В отряде появились административно-хозяйственные службы, пошивочная и сапожная мастерские, походная кухня. Кстати сказать, поваром был назначен Труба. Случилось это так. Отдавая приказ о зачислении в отряд вновь прибывших, командир задумался.
- Нельзя этого длинного в строй, - сказал он Дукачеву. - Очень заметная фигура. Ухлопают в первом бою.
- Ухлопают, - согласился Дукачев. Вызвали Трубу.
- Вот думаем, - сказал командир, - на какую тебя роль определить.
Труба разгладил усы и тоже задумался:
- Пожалуй, на роль короля Лира. Командир засмеялся:
- Я не об этом. Что ты вообще умеешь? Ну, колешь дрова. А еще?
- Могу антрекот приготовить, гуляш...
Оказалось, Труба в детстве служил поваренком в харчевне.
- Это дело! - обрадовался Дукачев. - А борщ?
- Могу.
- Ну, так засучивай рукава, - сказал командир. - В помощники дам тебе Таню. А насчет короля Лира - это тоже можно. Только в свободное время.
Через два дня весь отряд уже ел борщ с салом и похваливал повара. А повар сшил себе белый колпак и в этом колпаке, пуча рачьи глаза, заложив руки за спину, ходил по дворам и заглядывал в миски.
На Артемку я не переставал дивиться: как его на все хватало! С учения он шел в сапожную мастерскую и с великим старанием прибивал партизанам подметки. А чуть начинало смеркаться, бежал в амбар на репетицию. Иногда, задумавшись, он улыбался и, видимо, сам того не замечал. Однажды я ему сказал об этом.

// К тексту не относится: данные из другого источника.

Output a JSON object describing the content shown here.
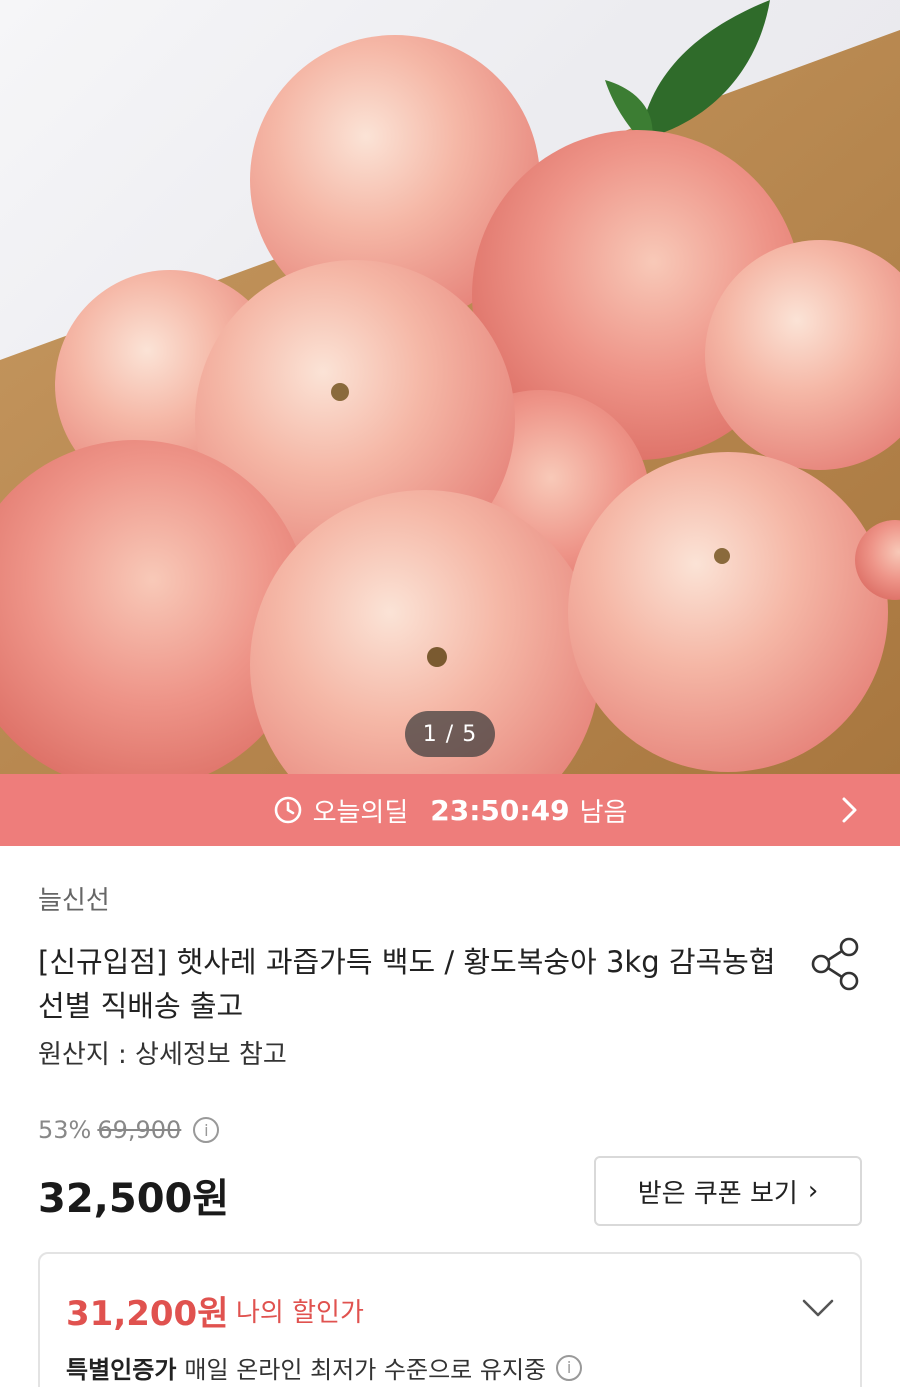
{
  "gallery": {
    "pager": "1 / 5"
  },
  "deal": {
    "label": "오늘의딜",
    "timer": "23:50:49",
    "remain": "남음"
  },
  "product": {
    "seller": "늘신선",
    "title": "[신규입점] 햇사레 과즙가득 백도 / 황도복숭아 3kg 감곡농협 선별 직배송 출고",
    "origin": "원산지 : 상세정보 참고",
    "discount_percent": "53%",
    "original_price": "69,900",
    "price": "32,500원",
    "coupon_button": "받은 쿠폰 보기",
    "coupon_arrow": "›",
    "my_price": "31,200원",
    "my_price_label": "나의 할인가",
    "special_label": "특별인증가",
    "special_text": "매일 온라인 최저가 수준으로 유지중"
  },
  "icons": {
    "clock": "clock-icon",
    "chevron_right": "chevron-right-icon",
    "share": "share-icon",
    "info": "info-icon",
    "chevron_down": "chevron-down-icon"
  },
  "colors": {
    "deal_banner": "#ee7d7b",
    "discount_price": "#e0524f"
  }
}
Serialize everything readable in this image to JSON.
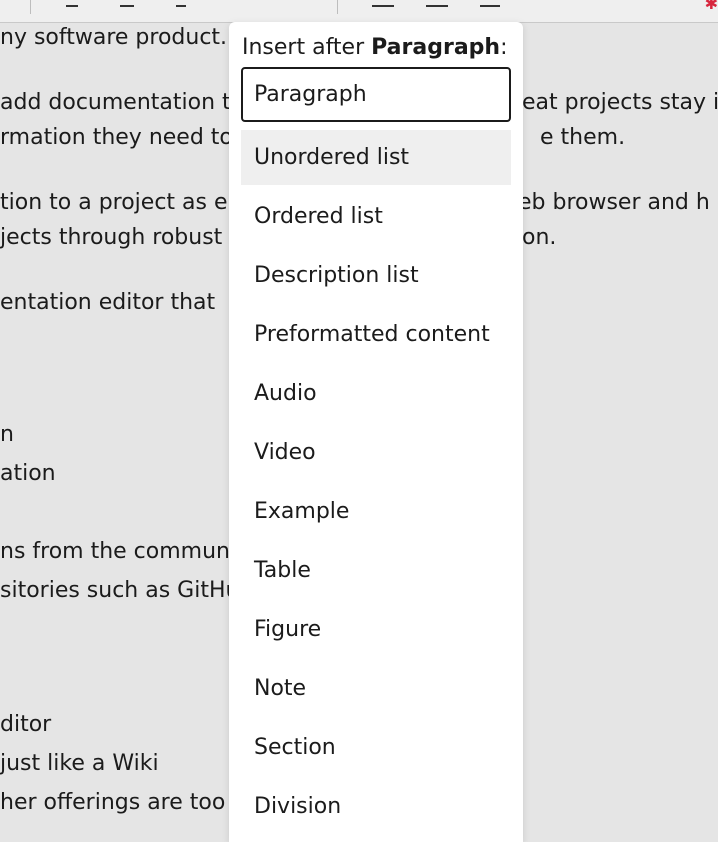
{
  "document": {
    "lines": [
      "ny software product.",
      "add documentation t",
      "rmation they need to",
      "tion to a project as e",
      "jects through robust",
      "entation editor that",
      "n",
      "ation",
      "ns from the communi",
      "sitories such as GitHu",
      "ditor",
      "just like a Wiki",
      "her offerings are too"
    ],
    "right_fragments": [
      "eat projects stay i",
      "e them.",
      "eb browser and h",
      "on."
    ]
  },
  "popup": {
    "title_prefix": "Insert after",
    "title_block": "Paragraph",
    "title_suffix": ":",
    "items": [
      {
        "label": "Paragraph",
        "state": "focused"
      },
      {
        "label": "Unordered list",
        "state": "hover"
      },
      {
        "label": "Ordered list"
      },
      {
        "label": "Description list"
      },
      {
        "label": "Preformatted content"
      },
      {
        "label": "Audio"
      },
      {
        "label": "Video"
      },
      {
        "label": "Example"
      },
      {
        "label": "Table"
      },
      {
        "label": "Figure"
      },
      {
        "label": "Note"
      },
      {
        "label": "Section"
      },
      {
        "label": "Division"
      }
    ]
  }
}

- А что ж, - ответил он, - я вроде домой попал, вроде в свою семью. То все чего-то ждал, тревожился, а теперь ничего не боюсь.
- И не ждешь? - спросил я с особым значением. Он взглянул на меня и вдруг вздохнул:
- Нет, жду. Наверно, всю жизнь буду ждать. - Но тут же опять повеселел: Айда на репетицию! Там уже собрались.
Конечно, его уже там ждали: ждал Ванюшка Брындин, ждал голубоглазый застенчивый партизан Сережа Потоцкий, ждали поселковые девушки, ждала Таня помощница Трубы.
Не успев показать в Харькове "Бедность не порок", совсем уже приготовленный спектакль, Артемка с Трубой решили поставить его здесь и с азартом принялись сколачивать драматический кружок. Самой пьесы у них не было, но что за беда! Они знали ее наизусть, а остальные исполнители заучивали свои роли с их слов. Конечно, Гордея Торцова, купца-самодура, играл Труба;
Любима Торцова, уличного скомороха и доброй души человека, - Артемка. Роль весельчака и певуна Гриши Разлюляева дали Ванюшке Брындину. Роль эта сплошь состоит из прибауток, песен и пляски. Ванюшка был от нее в восторге и старался изо всех сил. Митю, скромного, застенчивого приказчика, играл Сережа Потоцкий. На репетициях он смущался, и Митя у него получался очень. натуральный. Хорошо получалось и у Тани, которая играла дочку Гордея - Любу. Тане лет пятнадцать, она худенькая, с бледным лицом и маленькими, глубоко запавшими глазами. Все знали, что мать ее расстреляли немцы, и все ее жалели.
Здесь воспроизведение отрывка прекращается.